ウサギとカメの物語 番外編
だけど。まだ、足りない。
結婚式を挙げるまでには至らない。
これじゃあ新婚旅行もままならない。
まだまだ足りない。
道は長いぞ………………。
同棲を始めてから、食事に関しては奈々がやってくれるので問題ない。
互いに働いてるから家賃も光熱費も食費も全て折半で、貯金額もどんどん増えていった。
それでも、ほぼゼロから始めた貯金。
目標額までには程遠かった。
「順、そろそろ奈々ちゃんをうちに連れてきなさい」
ベシッと5歳の拳を手のひらで受けている時に、そんな言葉を親父にかけられた。
俺は今、妹の息子の遊び相手をしている真っ最中だ。
「なんで?」
「なんで、って。

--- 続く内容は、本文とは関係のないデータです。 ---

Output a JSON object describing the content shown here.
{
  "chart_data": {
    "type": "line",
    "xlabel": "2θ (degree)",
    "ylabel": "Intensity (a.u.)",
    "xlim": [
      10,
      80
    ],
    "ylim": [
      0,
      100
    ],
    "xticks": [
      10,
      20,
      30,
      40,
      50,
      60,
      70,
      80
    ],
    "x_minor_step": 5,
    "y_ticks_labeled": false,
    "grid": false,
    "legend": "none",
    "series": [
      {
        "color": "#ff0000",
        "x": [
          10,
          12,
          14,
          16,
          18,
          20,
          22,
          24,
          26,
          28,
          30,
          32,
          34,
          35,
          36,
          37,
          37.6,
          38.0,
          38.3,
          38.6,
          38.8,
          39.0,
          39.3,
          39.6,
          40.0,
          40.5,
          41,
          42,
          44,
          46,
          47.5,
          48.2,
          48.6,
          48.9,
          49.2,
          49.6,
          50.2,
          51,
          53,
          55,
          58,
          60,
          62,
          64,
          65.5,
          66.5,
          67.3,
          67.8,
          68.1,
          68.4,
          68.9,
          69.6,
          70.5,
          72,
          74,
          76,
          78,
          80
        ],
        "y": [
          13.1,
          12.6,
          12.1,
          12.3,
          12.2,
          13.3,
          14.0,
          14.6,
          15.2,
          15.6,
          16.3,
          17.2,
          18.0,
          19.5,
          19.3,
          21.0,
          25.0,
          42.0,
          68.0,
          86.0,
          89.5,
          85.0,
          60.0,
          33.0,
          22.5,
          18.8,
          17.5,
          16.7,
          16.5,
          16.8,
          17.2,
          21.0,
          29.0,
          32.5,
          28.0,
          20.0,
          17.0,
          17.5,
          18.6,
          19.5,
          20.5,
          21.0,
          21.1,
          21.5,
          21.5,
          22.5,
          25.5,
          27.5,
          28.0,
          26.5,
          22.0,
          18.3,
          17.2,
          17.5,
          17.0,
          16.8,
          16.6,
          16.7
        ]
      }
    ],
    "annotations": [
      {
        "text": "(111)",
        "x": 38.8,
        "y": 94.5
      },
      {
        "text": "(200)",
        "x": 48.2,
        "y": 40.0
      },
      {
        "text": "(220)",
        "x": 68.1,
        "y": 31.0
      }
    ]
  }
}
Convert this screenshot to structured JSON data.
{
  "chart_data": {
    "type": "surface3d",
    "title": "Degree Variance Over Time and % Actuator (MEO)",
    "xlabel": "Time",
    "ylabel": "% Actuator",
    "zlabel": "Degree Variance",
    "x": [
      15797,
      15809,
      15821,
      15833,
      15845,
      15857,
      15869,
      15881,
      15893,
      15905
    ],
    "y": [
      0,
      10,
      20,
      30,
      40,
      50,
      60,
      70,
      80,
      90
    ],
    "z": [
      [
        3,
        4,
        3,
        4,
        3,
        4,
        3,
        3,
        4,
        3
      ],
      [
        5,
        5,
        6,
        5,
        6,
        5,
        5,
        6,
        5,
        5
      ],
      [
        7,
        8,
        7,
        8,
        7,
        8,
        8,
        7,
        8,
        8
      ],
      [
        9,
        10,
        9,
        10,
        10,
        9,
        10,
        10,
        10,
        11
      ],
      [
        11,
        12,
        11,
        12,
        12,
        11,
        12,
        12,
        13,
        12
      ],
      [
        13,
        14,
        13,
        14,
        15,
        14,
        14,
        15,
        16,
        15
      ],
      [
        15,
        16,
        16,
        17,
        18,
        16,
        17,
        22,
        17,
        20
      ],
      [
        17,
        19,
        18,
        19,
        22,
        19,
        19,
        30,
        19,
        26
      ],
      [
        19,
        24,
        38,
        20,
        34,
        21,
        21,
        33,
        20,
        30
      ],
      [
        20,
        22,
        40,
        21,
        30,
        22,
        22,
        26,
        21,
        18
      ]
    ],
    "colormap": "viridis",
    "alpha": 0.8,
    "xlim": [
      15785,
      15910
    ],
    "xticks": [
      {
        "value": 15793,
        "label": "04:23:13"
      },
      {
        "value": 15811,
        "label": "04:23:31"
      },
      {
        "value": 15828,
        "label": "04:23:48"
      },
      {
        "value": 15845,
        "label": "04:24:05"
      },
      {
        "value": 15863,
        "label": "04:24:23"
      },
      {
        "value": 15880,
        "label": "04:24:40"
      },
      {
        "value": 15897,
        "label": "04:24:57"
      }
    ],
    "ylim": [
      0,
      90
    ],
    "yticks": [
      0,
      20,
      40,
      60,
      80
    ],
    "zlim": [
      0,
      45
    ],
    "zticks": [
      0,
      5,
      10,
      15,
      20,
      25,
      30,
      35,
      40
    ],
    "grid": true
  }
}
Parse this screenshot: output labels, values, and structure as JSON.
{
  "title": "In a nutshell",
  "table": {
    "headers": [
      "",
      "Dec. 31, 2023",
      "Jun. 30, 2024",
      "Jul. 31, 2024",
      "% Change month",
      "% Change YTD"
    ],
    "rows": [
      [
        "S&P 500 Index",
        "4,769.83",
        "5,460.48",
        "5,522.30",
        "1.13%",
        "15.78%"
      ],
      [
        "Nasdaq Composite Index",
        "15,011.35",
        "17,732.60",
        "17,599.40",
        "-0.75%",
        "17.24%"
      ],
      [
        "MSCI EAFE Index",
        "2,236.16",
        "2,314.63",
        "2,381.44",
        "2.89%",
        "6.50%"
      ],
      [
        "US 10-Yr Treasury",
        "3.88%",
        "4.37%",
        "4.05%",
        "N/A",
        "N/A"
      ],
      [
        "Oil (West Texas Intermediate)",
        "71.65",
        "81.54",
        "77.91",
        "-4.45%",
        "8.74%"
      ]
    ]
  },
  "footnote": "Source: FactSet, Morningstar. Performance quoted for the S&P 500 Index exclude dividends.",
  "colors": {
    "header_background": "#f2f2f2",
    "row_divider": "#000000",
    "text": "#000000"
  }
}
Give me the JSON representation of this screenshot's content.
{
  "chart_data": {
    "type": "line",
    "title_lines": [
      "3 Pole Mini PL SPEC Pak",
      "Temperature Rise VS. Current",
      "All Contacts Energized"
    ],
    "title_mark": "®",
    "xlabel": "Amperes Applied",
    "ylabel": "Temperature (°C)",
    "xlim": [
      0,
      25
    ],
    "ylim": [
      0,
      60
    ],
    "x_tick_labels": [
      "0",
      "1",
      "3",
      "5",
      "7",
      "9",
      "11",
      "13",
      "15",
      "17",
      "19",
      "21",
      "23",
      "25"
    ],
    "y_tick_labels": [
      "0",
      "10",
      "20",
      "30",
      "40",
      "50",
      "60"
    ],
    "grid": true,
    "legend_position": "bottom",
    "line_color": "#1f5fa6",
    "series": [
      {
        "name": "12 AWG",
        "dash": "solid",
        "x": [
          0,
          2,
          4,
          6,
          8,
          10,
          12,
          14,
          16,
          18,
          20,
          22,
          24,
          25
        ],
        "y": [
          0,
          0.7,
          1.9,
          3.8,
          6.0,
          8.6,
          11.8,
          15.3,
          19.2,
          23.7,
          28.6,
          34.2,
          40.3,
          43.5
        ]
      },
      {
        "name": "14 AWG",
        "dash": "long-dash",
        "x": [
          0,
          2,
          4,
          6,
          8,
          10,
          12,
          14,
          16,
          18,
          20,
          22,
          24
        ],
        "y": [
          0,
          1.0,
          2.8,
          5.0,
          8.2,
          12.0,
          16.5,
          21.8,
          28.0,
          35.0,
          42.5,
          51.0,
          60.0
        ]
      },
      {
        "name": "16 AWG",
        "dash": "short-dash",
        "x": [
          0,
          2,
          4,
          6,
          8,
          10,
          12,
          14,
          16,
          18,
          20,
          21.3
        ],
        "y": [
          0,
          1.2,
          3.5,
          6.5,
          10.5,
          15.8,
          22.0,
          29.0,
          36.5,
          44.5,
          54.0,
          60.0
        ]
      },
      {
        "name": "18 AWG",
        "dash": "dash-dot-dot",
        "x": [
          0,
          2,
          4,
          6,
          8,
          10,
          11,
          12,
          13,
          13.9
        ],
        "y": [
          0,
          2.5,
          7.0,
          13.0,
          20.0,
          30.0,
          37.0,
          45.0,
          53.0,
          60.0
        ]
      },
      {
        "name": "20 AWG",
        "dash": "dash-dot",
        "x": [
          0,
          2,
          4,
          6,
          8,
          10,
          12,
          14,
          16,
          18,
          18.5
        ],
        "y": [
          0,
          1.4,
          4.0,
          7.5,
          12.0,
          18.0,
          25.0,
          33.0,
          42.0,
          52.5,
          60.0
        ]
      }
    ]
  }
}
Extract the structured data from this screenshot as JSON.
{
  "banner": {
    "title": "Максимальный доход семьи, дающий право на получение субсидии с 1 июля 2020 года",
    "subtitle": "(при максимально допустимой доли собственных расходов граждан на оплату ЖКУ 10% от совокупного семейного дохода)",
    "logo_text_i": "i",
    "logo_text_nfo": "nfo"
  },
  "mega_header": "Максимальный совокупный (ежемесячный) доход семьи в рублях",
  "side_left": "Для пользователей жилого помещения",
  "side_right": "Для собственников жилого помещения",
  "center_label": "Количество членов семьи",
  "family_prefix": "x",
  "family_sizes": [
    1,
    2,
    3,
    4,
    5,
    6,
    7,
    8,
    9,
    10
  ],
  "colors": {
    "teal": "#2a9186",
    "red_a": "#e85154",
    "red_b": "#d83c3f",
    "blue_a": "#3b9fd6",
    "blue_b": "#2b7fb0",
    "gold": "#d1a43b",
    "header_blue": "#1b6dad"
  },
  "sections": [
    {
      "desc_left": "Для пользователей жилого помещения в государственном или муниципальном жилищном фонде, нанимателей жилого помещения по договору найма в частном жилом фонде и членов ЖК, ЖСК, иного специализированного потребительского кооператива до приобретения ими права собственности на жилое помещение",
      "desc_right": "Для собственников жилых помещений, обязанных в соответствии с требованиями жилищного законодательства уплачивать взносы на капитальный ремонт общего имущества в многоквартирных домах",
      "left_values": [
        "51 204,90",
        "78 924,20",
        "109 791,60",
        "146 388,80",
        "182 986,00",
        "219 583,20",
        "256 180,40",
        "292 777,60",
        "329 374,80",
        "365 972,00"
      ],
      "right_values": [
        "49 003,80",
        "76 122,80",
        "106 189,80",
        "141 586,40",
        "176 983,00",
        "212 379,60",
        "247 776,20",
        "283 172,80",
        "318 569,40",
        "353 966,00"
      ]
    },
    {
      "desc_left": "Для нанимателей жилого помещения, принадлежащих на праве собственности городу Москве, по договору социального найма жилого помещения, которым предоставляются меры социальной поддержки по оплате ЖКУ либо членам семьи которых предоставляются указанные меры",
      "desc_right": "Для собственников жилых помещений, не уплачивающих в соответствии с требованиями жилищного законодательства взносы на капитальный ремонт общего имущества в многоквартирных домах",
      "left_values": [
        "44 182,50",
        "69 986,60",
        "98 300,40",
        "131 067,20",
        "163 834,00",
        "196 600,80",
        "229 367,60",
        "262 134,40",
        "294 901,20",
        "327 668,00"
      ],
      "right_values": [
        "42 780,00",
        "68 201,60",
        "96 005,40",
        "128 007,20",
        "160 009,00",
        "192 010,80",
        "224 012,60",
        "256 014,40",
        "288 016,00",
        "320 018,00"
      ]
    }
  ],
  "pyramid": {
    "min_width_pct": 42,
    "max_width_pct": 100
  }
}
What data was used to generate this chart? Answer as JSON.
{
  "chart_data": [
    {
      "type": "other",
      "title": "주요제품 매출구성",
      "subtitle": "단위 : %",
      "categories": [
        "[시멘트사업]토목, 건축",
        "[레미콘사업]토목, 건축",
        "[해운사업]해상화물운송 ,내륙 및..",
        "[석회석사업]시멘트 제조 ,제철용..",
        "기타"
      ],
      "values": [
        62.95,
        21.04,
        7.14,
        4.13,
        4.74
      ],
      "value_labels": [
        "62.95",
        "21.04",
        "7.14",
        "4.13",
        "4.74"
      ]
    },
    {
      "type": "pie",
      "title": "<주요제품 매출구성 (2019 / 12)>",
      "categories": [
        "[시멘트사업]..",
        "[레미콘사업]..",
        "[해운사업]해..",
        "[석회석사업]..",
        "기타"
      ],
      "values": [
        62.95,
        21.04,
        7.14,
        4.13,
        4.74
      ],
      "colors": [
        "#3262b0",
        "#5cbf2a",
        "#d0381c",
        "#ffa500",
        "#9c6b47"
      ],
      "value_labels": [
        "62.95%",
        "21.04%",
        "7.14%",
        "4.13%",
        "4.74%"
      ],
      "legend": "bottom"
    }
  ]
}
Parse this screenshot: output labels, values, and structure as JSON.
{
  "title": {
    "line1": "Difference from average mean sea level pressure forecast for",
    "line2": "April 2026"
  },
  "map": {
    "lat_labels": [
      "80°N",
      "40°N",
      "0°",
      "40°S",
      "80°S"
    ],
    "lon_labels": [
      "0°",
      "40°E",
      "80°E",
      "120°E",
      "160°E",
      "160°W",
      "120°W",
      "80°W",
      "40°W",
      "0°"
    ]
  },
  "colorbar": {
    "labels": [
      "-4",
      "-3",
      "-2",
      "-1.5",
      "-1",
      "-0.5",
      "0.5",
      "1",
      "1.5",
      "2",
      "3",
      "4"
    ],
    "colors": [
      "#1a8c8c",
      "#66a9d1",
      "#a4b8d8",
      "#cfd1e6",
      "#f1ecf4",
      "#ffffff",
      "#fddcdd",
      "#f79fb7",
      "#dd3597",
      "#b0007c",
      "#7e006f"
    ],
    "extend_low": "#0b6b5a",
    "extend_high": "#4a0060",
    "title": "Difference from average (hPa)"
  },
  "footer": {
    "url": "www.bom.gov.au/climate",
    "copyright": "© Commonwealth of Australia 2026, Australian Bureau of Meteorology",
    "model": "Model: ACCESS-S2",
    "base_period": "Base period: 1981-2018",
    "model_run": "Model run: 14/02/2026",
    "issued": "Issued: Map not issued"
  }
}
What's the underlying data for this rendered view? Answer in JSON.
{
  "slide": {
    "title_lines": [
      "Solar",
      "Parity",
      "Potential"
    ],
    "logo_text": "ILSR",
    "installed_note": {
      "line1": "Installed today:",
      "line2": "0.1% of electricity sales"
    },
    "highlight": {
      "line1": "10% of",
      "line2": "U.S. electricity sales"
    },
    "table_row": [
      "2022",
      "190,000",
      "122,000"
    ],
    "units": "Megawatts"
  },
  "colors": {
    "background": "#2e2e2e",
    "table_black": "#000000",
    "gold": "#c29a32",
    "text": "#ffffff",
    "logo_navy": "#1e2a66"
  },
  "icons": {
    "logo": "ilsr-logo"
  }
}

もう31だろう?結婚を考えてないわけじゃあるまいし……なぁ?」
親父はコホン、とわざとらしく咳をしてお袋を見やる。
お袋はお袋で、カウンターキッチンの向こうで不気味なほどじーっと俺を見据えていた。
「何をそんなに躊躇ってるんだか。男らしくないわね、順は」
「ほ、ほっといてくれよ!」
金が無いんだよ!
「お兄ちゃんってば、そのうち奈々さんに愛想つかされちゃうよ?」
加勢してくるのは5歳の子供の親である、妹だ。
結婚して市内に住んでいるものの、ちょくちょくこうやって実家に帰ってきてタダ飯を食って帰る。
たまたま3連休だったので、両親に呼ばれて俺も実家に帰ってきたのだ。